This talk presents a blueprint for bringing Dask workloads to HPC grids. We implement an architecture which allows dynamic sharing of compute resources within and between multi-tenant environments where Dask clusters are defined in secure, flexible, and repeatable templates.
Our presentation discusses the challenges associated with running Dask batch and interactive workloads on a multi-tenant HPC cluster. This includes enforcing authentication and authorization of Dask clients and secure communications across all components of Dask applications, as well as enabling dynamic sharing of CPU and GPU resources and safely reclaiming these resources between workloads while a Dask application is running. Additionally, we address the challenges which result from the necessity to synchronize the configuration and deployment of Dask clusters across the grid, ensuring the same package versions are used on all hosts for a given application.
We examine how the proposed architecture and implementation addresses these challenges by introducing a new Dask workload manager component, integrated though authenticated secure communications with Dask clients and schedulers, while using an underlying resource manager to launch and reclaim CPU or GPU Dask workers.

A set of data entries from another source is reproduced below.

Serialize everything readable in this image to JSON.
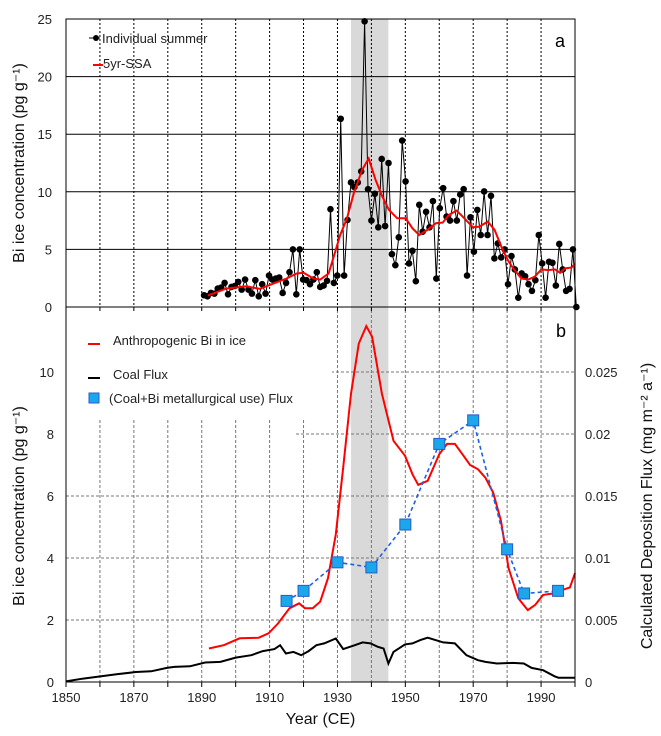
{
  "chart_data": [
    {
      "type": "line",
      "panel_label": "a",
      "ylabel": "Bi ice concentration (pg g⁻¹)",
      "xlim": [
        1850,
        2000
      ],
      "ylim": [
        0,
        25
      ],
      "yticks": [
        "0",
        "5",
        "10",
        "15",
        "20",
        "25"
      ],
      "grid": true,
      "legend_placement": "top-left",
      "shaded_interval": [
        1934,
        1945
      ],
      "series": [
        {
          "name": "Individual summer",
          "color": "#000000",
          "marker": "circle",
          "x_start": 1890.7,
          "x_step": 1.0064,
          "values": [
            1.02,
            0.93,
            1.22,
            1.16,
            1.6,
            1.69,
            2.09,
            1.1,
            1.74,
            1.83,
            2.18,
            1.51,
            2.38,
            1.51,
            1.16,
            2.33,
            0.93,
            1.98,
            1.16,
            2.73,
            2.38,
            2.47,
            2.56,
            1.22,
            2.09,
            3.02,
            5.0,
            1.1,
            5.0,
            2.38,
            2.33,
            1.98,
            2.38,
            3.02,
            1.74,
            1.86,
            2.27,
            8.49,
            2.09,
            2.73,
            16.34,
            2.73,
            7.56,
            10.81,
            10.41,
            10.81,
            11.77,
            24.8,
            10.23,
            7.5,
            9.83,
            6.92,
            12.85,
            7.03,
            12.5,
            4.59,
            3.63,
            6.05,
            14.45,
            10.9,
            3.78,
            4.88,
            2.24,
            8.87,
            6.54,
            8.26,
            6.92,
            9.19,
            2.47,
            8.58,
            10.32,
            7.85,
            7.5,
            9.19,
            7.5,
            9.77,
            10.23,
            2.73,
            7.79,
            4.8,
            8.43,
            6.25,
            10.03,
            6.25,
            9.65,
            4.22,
            5.52,
            4.3,
            5.0,
            1.98,
            4.42,
            3.26,
            0.81,
            2.91,
            2.67,
            1.98,
            1.4,
            2.33,
            6.25,
            3.78,
            0.81,
            3.92,
            3.84,
            1.86,
            5.47,
            3.26,
            1.4,
            1.57,
            5.0,
            0
          ]
        },
        {
          "name": "5yr-SSA",
          "color": "#ff0000",
          "x": [
            1891.8,
            1897.2,
            1903.2,
            1907.1,
            1911.1,
            1915.0,
            1918.0,
            1920.0,
            1922.9,
            1924.9,
            1927.4,
            1928.9,
            1930.8,
            1932.8,
            1934.8,
            1937.3,
            1939.2,
            1941.2,
            1943.2,
            1945.2,
            1947.6,
            1950.1,
            1952.1,
            1954.1,
            1956.5,
            1959.0,
            1961.0,
            1962.9,
            1965.1,
            1967.4,
            1969.9,
            1971.8,
            1974.3,
            1976.3,
            1978.3,
            1980.2,
            1982.0,
            1984.2,
            1986.2,
            1988.1,
            1990.1,
            1992.1,
            1994.1,
            1995.6,
            1997.0,
            1999.0,
            2000.0
          ],
          "values": [
            0.99,
            1.6,
            1.8,
            1.57,
            2.03,
            2.47,
            2.91,
            2.97,
            2.47,
            2.38,
            2.91,
            4.36,
            6.25,
            7.7,
            9.88,
            11.92,
            12.88,
            11.05,
            9.59,
            8.43,
            7.7,
            7.7,
            6.83,
            6.25,
            6.69,
            7.27,
            7.33,
            8.0,
            8.37,
            7.7,
            6.92,
            6.98,
            7.41,
            6.69,
            5.23,
            4.07,
            3.26,
            2.47,
            2.38,
            2.62,
            3.26,
            3.2,
            3.26,
            2.97,
            3.34,
            3.43,
            3.78
          ]
        }
      ]
    },
    {
      "type": "line",
      "panel_label": "b",
      "xlabel": "Year (CE)",
      "ylabel": "Bi ice concentration (pg g⁻¹)",
      "ylabel_right": "Calculated Deposition Flux (mg m⁻² a⁻¹)",
      "xlim": [
        1850,
        2000
      ],
      "ylim": [
        0,
        12
      ],
      "ylim_right": [
        0,
        0.03
      ],
      "xticks": [
        "1850",
        "1870",
        "1890",
        "1910",
        "1930",
        "1950",
        "1970",
        "1990"
      ],
      "yticks": [
        "0",
        "2",
        "4",
        "6",
        "8",
        "10"
      ],
      "yticks_right": [
        "0",
        "0.005",
        "0.01",
        "0.015",
        "0.02",
        "0.025"
      ],
      "grid": true,
      "legend_placement": "top-left",
      "shaded_interval": [
        1934,
        1945
      ],
      "series": [
        {
          "name": "Anthropogenic Bi in ice",
          "axis": "left",
          "color": "#ff0000",
          "x": [
            1892.1,
            1896.6,
            1901.2,
            1906.8,
            1909.7,
            1912.5,
            1915.9,
            1918.7,
            1920.4,
            1922.7,
            1924.9,
            1927.2,
            1929.5,
            1931.7,
            1934.0,
            1936.3,
            1938.5,
            1940.2,
            1943.1,
            1946.5,
            1949.9,
            1952.1,
            1953.8,
            1956.6,
            1960.0,
            1962.3,
            1964.6,
            1966.8,
            1969.1,
            1971.4,
            1973.6,
            1975.9,
            1978.2,
            1980.4,
            1983.3,
            1986.1,
            1988.3,
            1990.6,
            1994.0,
            1996.3,
            1998.5,
            2000.0
          ],
          "values": [
            1.08,
            1.19,
            1.41,
            1.43,
            1.57,
            1.89,
            2.38,
            2.54,
            2.38,
            2.38,
            2.59,
            3.35,
            4.76,
            6.92,
            9.3,
            10.92,
            11.48,
            11.14,
            9.3,
            7.78,
            7.3,
            6.7,
            6.36,
            6.49,
            7.35,
            7.68,
            7.68,
            7.35,
            7.0,
            6.86,
            6.59,
            6.11,
            5.19,
            3.68,
            2.7,
            2.32,
            2.49,
            2.81,
            2.86,
            2.97,
            3.05,
            3.51
          ]
        },
        {
          "name": "Coal Flux",
          "axis": "right",
          "color": "#000000",
          "x": [
            1850,
            1854.8,
            1860.4,
            1864.9,
            1870.6,
            1875.1,
            1879.7,
            1881.9,
            1886.5,
            1891,
            1895.5,
            1900,
            1904.6,
            1908,
            1911.4,
            1913.1,
            1914.8,
            1917,
            1919.3,
            1921.5,
            1923.8,
            1926.1,
            1927.2,
            1929.5,
            1931.7,
            1935.1,
            1937.4,
            1939.7,
            1941.9,
            1943.6,
            1945,
            1946.5,
            1949.9,
            1952.1,
            1954.4,
            1956.6,
            1958.9,
            1961.2,
            1964.6,
            1968,
            1971.4,
            1973.6,
            1977,
            1981.6,
            1984.9,
            1987.2,
            1990.6,
            1994,
            1995.1,
            2000
          ],
          "values": [
            5e-05,
            0.00027,
            0.00046,
            0.00062,
            0.00081,
            0.00086,
            0.00114,
            0.00122,
            0.00127,
            0.00157,
            0.00162,
            0.00197,
            0.00216,
            0.00249,
            0.00265,
            0.00297,
            0.0023,
            0.00243,
            0.00216,
            0.00249,
            0.00297,
            0.00311,
            0.00324,
            0.00351,
            0.00265,
            0.00297,
            0.00319,
            0.00311,
            0.00284,
            0.0027,
            0.00149,
            0.00243,
            0.00303,
            0.00311,
            0.00338,
            0.00357,
            0.00338,
            0.00319,
            0.00311,
            0.00216,
            0.00176,
            0.00162,
            0.00149,
            0.00154,
            0.00149,
            0.00114,
            0.00095,
            0.00046,
            0.00035,
            0.00035
          ]
        },
        {
          "name": "(Coal+Bi metallurgical use) Flux",
          "axis": "right",
          "color": "#1aa7ec",
          "line_color": "#1f5fe0",
          "marker": "square",
          "x": [
            1915,
            1920,
            1930,
            1940,
            1950,
            1960,
            1970,
            1980,
            1985,
            1995
          ],
          "values": [
            0.00654,
            0.00735,
            0.00965,
            0.00924,
            0.0127,
            0.0192,
            0.0211,
            0.0107,
            0.00714,
            0.00735
          ]
        }
      ]
    }
  ]
}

Through a live demonstration, we show how the encapsulation of the Dask workload manager, together with tightly integrated Jupyter servers in a group of distributed long-running grid services, can be configured, deployed, and managed together, to allow for simplified definition, onboarding, and administration of a dynamic multi-tenant Dask environment. This walk-through also illustrates how data scientists can work interactively with Dask on an HPC grid.